British Comedy Guide
Friday Night With Jonathan Ross. Mickey Rourke. Copyright: Hot Sauce
Mickey Rourke

Mickey Rourke

  • American
  • Actor

Press clippings

Not since Ali G has Channel 4 had a truly successful chat show helmed by a fictional character. After Angelos Epithemiou's patchy showing comes the turn of Kayvan Novak, who unleashes Facejackers wheeler-dealer Terry Tibbs on a not very unsuspecting studio audience. Novak's performance is superb, but the material is desperately one-note and the song-'n'-dance finale a damp squib. The guests don't help: Mickey Rourke is at his boorish worst as the audience lap up the Neanderthal banter about 'fat Welsh bitches', while a panic-stricken Anthea Turner joins in as best she can. As with so many of these shows, it's a bit of a mess containing too many ideas and not enough thought or structure. So it's probably odds on for a full series commission.

Gabriel Tate, Time Out, 16th August 2012

Channel 4's Funny Fortnight continues. Terry Tibbs, the cockney car salesman played by Kayvan Novak in character-led comedies Fonejacker and Facejacker, has already popped up on Come Dine with Me and Secret Millionaire. Now Tibbs gets his own chat show in which to harangue celebrities and stir up a studio audience. Tonight's rather contrasting guests include bad-boy actor Mickey Rourke and saccharine presenter Anthea Turner.

Toby Dantzic, The Telegraph, 15th August 2012

For all his lapses in taste, it's hard to see a logical successor to Jonathan Ross as the BBC's flagship chat lord. Pally but vaguely presidential (the staggering volume of money that he earns must help here), he meets successful people on pretty even terms - and it's this general absence of forelock-tugging that's probably the key to his success. Tonight's show marks his parting of the ways with the BBC and sees the host meeting some fittingly high-profile names: David Beckham, Jackie Chan, Mickey Rourke, with music from his glam faves, Roxy Music.

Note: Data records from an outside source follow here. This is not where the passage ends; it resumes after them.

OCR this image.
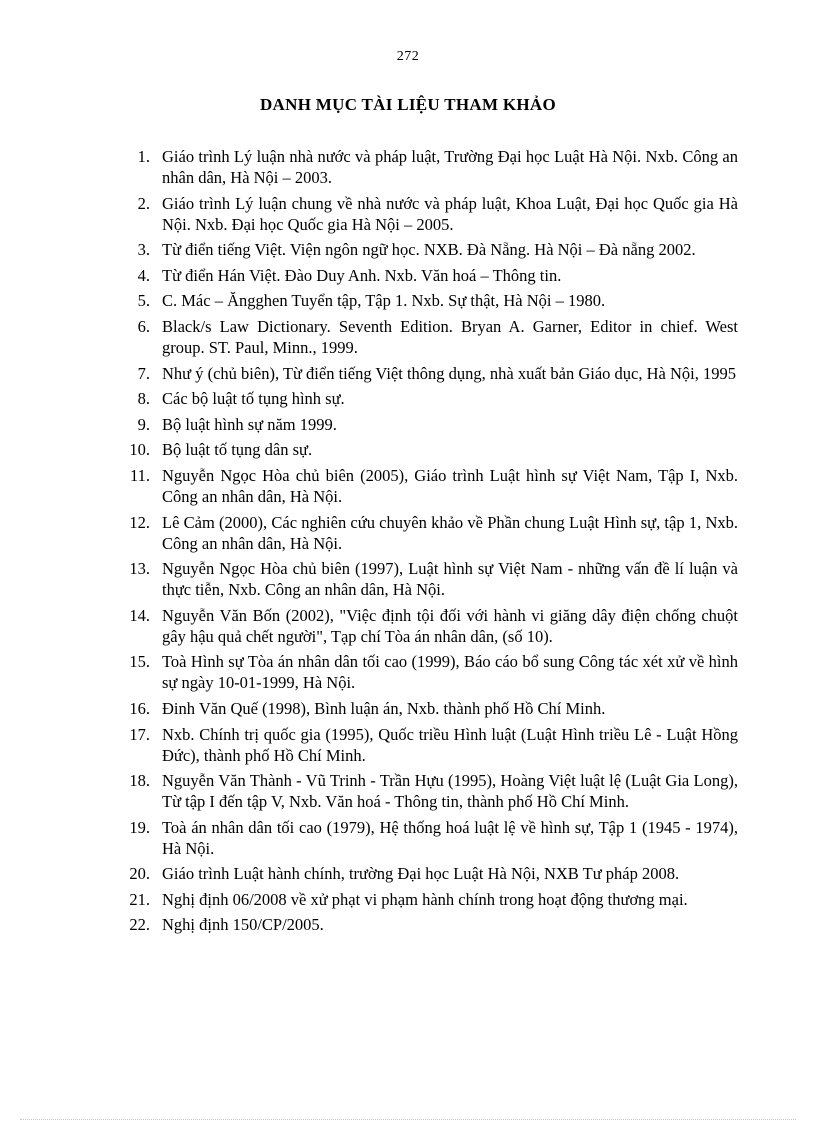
272
DANH MỤC TÀI LIỆU THAM KHẢO
1. Giáo trình Lý luận nhà nước và pháp luật, Trường Đại học Luật Hà Nội. Nxb. Công an nhân dân, Hà Nội – 2003.
2. Giáo trình Lý luận chung về nhà nước và pháp luật, Khoa Luật, Đại học Quốc gia Hà Nội. Nxb. Đại học Quốc gia Hà Nội – 2005.
3. Từ điển tiếng Việt. Viện ngôn ngữ học. NXB. Đà Nẵng. Hà Nội – Đà nẵng 2002.
4. Từ điển Hán Việt. Đào Duy Anh. Nxb. Văn hoá – Thông tin.
5. C. Mác – Ăngghen Tuyển tập, Tập 1. Nxb. Sự thật, Hà Nội – 1980.
6. Black/s Law Dictionary. Seventh Edition. Bryan A. Garner, Editor in chief. West group. ST. Paul, Minn., 1999.
7. Như ý (chủ biên), Từ điển tiếng Việt thông dụng, nhà xuất bản Giáo dục, Hà Nội, 1995
8. Các bộ luật tố tụng hình sự.
9. Bộ luật hình sự năm 1999.
10. Bộ luật tố tụng dân sự.
11. Nguyễn Ngọc Hòa chủ biên (2005), Giáo trình Luật hình sự Việt Nam, Tập I, Nxb. Công an nhân dân, Hà Nội.
12. Lê Cảm (2000), Các nghiên cứu chuyên khảo về Phần chung Luật Hình sự, tập 1, Nxb. Công an nhân dân, Hà Nội.
13. Nguyễn Ngọc Hòa chủ biên (1997), Luật hình sự Việt Nam - những vấn đề lí luận và thực tiễn, Nxb. Công an nhân dân, Hà Nội.
14. Nguyễn Văn Bốn (2002), "Việc định tội đối với hành vi giăng dây điện chống chuột gây hậu quả chết người", Tạp chí Tòa án nhân dân, (số 10).
15. Toà Hình sự Tòa án nhân dân tối cao (1999), Báo cáo bổ sung Công tác xét xử về hình sự ngày 10-01-1999, Hà Nội.
16. Đinh Văn Quế (1998), Bình luận án, Nxb. thành phố Hồ Chí Minh.
17. Nxb. Chính trị quốc gia (1995), Quốc triều Hình luật (Luật Hình triều Lê - Luật Hồng Đức), thành phố Hồ Chí Minh.
18. Nguyễn Văn Thành - Vũ Trinh - Trần Hựu (1995), Hoàng Việt luật lệ (Luật Gia Long), Từ tập I đến tập V, Nxb. Văn hoá - Thông tin, thành phố Hồ Chí Minh.
19. Toà án nhân dân tối cao (1979), Hệ thống hoá luật lệ về hình sự, Tập 1 (1945 - 1974), Hà Nội.
20. Giáo trình Luật hành chính, trường Đại học Luật Hà Nội, NXB Tư pháp 2008.
21. Nghị định 06/2008 về xử phạt vi phạm hành chính trong hoạt động thương mại.
22. Nghị định 150/CP/2005.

The Guardian, 16th July 2010

So this is it. The end. The final curtain. The last ever Friday Night with Jonathan Ross after nearly ten years on BBC1. Ross was always an acquired taste; his blokey, jokey style was too smut-centric for some, while others thought him edgy and funny. None of that matters now, of course. Ross was all too willing to assist in the implosion of his BBC career when he and Russell Brand Went Too Far and left mucky messages on a blameless Andrew Sachs's answering machine during Brand's Radio 2 show. The reaction was ridiculously overblown - the sky didn't fall in - but it was the kind of national convulsion that could end only, eventually, with Ross's departure. Tonight's final guests are David Beckham, Jackie Chan, Mickey Rourke and Roxy Music.

Alison Graham, Radio Times, 16th July 2010

David Beckham, Roxy Music, Mickey Rourke and Jackie Chan will be the last ever guests on Friday Night With Jonathan Ross which ends tonight. After the outcry over his £6million salary, and the prank phone call to Andrew Sachs that led to his suspension (and, ironically, jump-started Sachs' career) his position at the top of the BBC totem pole had become untenable. But it's not the end of Wossy.

He's already signed a deal with ITV for a brand new show which will appear towards the end of 2011, making him the third BBC presenter, after Adrian Chiles and Christine Bleakley to defect to ITV recently.

The move also means he'll have presented talk shows on three different networks, having made his presenting debut in the Last Resort With Jonathan Ross on Channel 4. It was that show which first shook up the staid and stuffy British chat show by injecting satirical comedy, irreverence and a fresh, American-style vibe. That style has now become so much the norm you couldn't imagine it being any other way.

Friday nights really won't be the same without him.